Damn Landon’s mathematically perfect face and those eyes that make me act like I’ve never seen blue before.    

I wish I could fold my tongue up into origami and lock it away where it couldn’t cause any more damage, but the way he stares at me nixes that plan.  I start rambling.  “I meant...not that you find me—  It’s just that you’d fall into that category, for me at least, of knowing nothing could ever....  But I guess that’s a bad example, really, because of the history there—”    

“No, that’s...that’s a good example.”  Landon sits up straight and clears his throat again, pushing his hand through his hair.  I’m glad he grew it out since high school, even if I wish I didn’t notice how much better it suits his face.  How it almost softens all those harsh, calculated lines.  “You and I wouldn’t end up together, for a lot of reasons, one of which is simply that...we wouldn’t want to.”    

He looks at me again, and it takes me a beat too long to realize he’s waiting for my agreement.  I nod a little too eagerly.    

“So,” he finishes, “it’d just be a question of sexual attraction.”    
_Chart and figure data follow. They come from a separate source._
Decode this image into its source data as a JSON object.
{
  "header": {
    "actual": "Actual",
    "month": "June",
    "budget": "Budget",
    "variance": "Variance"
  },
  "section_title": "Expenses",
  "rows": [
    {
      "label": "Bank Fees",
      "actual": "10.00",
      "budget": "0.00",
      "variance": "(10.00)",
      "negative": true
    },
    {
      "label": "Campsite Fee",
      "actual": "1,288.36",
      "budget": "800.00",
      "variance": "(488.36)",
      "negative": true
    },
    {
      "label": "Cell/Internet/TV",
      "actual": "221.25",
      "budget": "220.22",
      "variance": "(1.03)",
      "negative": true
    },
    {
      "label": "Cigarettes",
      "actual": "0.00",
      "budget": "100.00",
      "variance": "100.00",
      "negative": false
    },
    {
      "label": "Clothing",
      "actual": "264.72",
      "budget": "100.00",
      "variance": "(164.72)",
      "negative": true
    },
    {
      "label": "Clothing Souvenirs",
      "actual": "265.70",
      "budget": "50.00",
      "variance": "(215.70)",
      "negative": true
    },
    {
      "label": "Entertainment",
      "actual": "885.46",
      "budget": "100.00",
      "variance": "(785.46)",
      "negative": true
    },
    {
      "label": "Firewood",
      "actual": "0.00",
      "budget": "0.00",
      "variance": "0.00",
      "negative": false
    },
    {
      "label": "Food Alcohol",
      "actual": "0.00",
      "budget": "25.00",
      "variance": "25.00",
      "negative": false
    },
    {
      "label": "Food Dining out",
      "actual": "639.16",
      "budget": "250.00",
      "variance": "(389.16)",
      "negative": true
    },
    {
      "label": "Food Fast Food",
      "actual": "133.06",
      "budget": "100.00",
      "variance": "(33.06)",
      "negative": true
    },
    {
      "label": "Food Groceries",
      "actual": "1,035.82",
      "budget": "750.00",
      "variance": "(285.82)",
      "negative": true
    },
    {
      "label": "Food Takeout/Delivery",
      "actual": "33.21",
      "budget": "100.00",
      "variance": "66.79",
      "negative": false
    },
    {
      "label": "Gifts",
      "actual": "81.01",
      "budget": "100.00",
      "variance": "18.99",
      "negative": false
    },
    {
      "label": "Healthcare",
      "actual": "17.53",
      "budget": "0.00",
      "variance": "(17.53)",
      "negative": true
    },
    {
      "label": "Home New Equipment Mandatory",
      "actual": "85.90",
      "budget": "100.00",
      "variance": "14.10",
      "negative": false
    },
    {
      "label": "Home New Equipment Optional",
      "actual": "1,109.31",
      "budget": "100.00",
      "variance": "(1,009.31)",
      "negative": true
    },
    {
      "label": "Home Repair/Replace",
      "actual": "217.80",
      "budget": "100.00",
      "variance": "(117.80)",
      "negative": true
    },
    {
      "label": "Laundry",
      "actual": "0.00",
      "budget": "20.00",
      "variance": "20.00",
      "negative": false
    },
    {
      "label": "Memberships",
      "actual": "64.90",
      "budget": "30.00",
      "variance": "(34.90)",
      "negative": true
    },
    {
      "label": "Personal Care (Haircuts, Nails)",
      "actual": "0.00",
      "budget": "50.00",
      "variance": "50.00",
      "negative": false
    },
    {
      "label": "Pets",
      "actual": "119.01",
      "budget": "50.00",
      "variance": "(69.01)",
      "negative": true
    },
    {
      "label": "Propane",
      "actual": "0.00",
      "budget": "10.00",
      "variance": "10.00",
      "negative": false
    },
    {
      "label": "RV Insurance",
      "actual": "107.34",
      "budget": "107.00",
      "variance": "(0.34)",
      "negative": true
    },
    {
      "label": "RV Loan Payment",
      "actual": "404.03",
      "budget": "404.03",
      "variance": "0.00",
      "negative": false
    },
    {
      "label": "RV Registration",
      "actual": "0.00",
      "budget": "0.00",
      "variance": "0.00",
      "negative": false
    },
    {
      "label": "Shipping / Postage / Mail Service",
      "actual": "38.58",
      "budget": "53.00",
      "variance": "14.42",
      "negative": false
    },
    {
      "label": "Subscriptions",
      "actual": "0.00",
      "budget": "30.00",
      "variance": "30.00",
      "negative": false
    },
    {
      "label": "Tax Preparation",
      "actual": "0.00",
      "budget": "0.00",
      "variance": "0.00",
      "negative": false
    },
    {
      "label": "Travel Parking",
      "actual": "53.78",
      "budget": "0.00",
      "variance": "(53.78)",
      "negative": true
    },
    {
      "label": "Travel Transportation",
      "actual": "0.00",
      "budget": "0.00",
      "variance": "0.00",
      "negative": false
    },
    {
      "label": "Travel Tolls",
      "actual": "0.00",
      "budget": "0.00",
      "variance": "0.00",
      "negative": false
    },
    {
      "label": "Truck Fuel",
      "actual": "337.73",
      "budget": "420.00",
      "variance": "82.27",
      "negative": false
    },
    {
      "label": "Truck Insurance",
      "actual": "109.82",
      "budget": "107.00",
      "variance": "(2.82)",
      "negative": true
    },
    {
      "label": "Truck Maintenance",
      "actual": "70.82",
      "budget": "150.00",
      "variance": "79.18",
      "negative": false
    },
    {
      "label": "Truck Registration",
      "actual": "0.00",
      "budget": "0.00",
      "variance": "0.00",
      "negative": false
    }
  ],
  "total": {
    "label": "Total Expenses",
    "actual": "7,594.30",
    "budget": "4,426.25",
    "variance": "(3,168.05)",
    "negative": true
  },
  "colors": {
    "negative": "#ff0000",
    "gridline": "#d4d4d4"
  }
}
“Hmm.”  I nod again. A good example. But not a good idea.    

So why is it starting to feel like one?    

Landon would be a god-awful boyfriend.  All rules and protocol and painful memories I still can’t make sense of.  He wasn’t even a good friend, by the end of things.  And what I know of him now, none of that has changed.    

As for the sexual attraction element...I could see that.  I could definitely see that.  He's achingly attractive—emphasis on “ache,” because it physically hurts to look at him and ignore the burn between my legs, and that crash-cart flutter in my chest.    

I don’t want Landon Dune.  He doesn’t want me.  That will never change.    

And that’s exactly why he’d be the perfect guy to get in my bed.